23. Ceza Dairesi Esas No: 2015/544 Karar No: 2015/254 Karar Tarihi: 01.04.2015
Dolandırıcılık - Yargıtay 23. Ceza Dairesi 2015/544 Esas 2015/254 Karar Sayılı İlamı
23. Ceza Dairesi 2015/544 E. , 2015/254 K.
"İçtihat Metni"
MAHKEMESİ :Asliye Ceza Mahkemesi SUÇ : Dolandırıcılık HÜKÜM : Beraat
Dosya incelenerek gereği düşünüldü: Dolandırıcılık suçunun oluşabilmesi için; failin bir kimseyi, kandırabilecek nitelikte hileli davranışlarla hataya düşürüp, onun veya başkasının zararına, kendisine veya başkasına yarar sağlaması gerekmektedir. Hile nitelikli bir yalandır. Fail tarafından yapılan hileli davranış belli oranda ağır, yoğun ve ustaca olmalı, sergileniş açısından mağdurun inceleme olanağını ortadan kaldıracak nitelikte bir takım hareketler olmalıdır.
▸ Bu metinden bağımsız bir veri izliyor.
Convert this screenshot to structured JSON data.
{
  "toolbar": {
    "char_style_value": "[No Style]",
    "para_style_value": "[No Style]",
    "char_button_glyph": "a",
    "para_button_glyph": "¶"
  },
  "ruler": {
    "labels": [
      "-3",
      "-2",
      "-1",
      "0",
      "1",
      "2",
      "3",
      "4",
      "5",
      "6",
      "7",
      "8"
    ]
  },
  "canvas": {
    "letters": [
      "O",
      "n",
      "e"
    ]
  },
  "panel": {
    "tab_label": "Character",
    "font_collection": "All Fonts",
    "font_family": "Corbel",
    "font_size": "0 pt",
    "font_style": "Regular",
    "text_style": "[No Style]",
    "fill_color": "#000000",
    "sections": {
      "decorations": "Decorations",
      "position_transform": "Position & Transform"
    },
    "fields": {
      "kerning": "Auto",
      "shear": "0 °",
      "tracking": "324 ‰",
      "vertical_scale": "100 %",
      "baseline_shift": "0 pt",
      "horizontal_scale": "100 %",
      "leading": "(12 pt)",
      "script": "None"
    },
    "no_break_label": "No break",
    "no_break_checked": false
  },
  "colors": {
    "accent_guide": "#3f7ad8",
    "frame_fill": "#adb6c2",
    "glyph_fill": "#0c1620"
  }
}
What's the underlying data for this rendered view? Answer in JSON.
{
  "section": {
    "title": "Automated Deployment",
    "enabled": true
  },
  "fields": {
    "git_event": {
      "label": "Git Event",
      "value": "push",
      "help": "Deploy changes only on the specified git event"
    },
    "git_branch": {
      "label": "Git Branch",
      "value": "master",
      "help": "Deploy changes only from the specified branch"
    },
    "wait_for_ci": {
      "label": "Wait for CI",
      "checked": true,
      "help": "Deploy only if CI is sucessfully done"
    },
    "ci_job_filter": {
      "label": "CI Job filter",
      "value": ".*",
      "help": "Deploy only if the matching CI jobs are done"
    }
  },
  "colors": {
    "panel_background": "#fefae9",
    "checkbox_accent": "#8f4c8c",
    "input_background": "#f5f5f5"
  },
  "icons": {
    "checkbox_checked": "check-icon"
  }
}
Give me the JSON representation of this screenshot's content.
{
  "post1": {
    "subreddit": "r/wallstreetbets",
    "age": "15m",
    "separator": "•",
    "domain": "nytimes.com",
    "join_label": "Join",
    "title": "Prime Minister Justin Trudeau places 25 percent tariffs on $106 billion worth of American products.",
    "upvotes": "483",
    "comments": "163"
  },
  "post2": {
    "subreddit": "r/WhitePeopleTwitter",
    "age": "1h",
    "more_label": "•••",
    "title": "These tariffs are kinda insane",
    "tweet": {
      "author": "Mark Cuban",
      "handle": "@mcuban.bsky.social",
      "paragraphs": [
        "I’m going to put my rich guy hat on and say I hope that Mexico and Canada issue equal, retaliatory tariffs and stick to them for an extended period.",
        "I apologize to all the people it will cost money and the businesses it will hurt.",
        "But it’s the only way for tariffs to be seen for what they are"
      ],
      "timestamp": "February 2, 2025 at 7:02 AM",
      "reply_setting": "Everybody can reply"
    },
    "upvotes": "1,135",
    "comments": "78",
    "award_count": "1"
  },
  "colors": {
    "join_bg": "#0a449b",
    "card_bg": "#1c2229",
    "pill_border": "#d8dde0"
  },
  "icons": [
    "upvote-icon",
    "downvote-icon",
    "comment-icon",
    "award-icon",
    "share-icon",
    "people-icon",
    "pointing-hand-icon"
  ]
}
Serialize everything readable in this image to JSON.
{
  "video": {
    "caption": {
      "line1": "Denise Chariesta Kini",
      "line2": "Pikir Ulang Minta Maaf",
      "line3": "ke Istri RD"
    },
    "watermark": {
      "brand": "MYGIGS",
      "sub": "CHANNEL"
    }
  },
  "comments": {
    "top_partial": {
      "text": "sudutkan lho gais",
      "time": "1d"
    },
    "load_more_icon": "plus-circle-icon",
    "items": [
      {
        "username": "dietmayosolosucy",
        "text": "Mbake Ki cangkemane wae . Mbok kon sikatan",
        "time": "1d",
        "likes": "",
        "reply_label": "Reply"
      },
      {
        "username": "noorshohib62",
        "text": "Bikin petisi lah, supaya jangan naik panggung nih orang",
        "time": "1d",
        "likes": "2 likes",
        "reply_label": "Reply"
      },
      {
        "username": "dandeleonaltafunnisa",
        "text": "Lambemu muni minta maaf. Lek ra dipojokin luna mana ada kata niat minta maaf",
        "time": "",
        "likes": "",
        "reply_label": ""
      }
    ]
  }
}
Bu açıklamalar çerçevesinde somut olay değerlendirildiğinde ; Sanığın önceden doğan bir borç ilişkisine istinaden asli unsurlarından keşide yeri bilgisini içermeyen 25/02/2007 tarihli ve 10.000 TL bedelli çeki katılana vermek suretiyle haksız menfaat temin etmek ettiği, bu şekilde dolandırıcılık suçunu işlediğinin iddia edildiği olayda; Söz konusu çekin üzerinde tahrifat yapılmak suretiyle sahte oluşturulduğuna dair herhangi bir belirlemenin söz konusu olmadığı, sanığın aşamalarda verdiği ifadelerinde; üzerine atılı suça konu çek üzerindeki imzanın kendisine ait olduğunu, borcunu kabul ettiğini, söz konusu çekte keşide yerinin yazılmamış olmasının tamamen unutkanlıktan kaynaklandığını savunduğu, somut olayda sanığın bu savunmasının aksine katılana yönelik herhangi bir hileli davranışta bulunmak suretiyle katılanı aldattığına veya haksız menfaat temin etmeye yönelik davranış sergilediğine dair herhangi bir delilin de sözkonusu olmadığı, yine Yargıtay CGK"nın 03.03.1998 gün ve 6/8-69 sayılı kararında açıklandığı üzere önceden doğmuş bir zarar veya doğmuş bir borç için hileli davranışlarda bulunulması halinde zarar veya borç, kandırıcı nitelikteki davranışlar sonucu doğmayacağından dolandırıcılık, suçunun oluşmayacağının belirtilmesi karşısında, suça konu çekin önceden doğan borç nedeni ile sonradan düzenlendiği anlaşılmakla, somut olayda sanığa atfedilen dolandırıcılık suçunun unsurlarının oluşmadığından sanığın atılı suçtan beraatine ilişkin mahkeme kararında bir isabetsizlik görülmemiştir. Yapılan yargılamaya, toplanıp karar yerinde gösterilen delillere, mahkemenin kovuşturma sonuçlarına uygun olarak oluşan kanaat ve takdirine, incelenen dosya kapsamına göre; katılan vekilinin yerinde görülmeyen temyiz itirazlarının reddiyle, hükümlerin ONANMASINA, 01/04/2015 tarihinde oy birliğiyle karar verildi.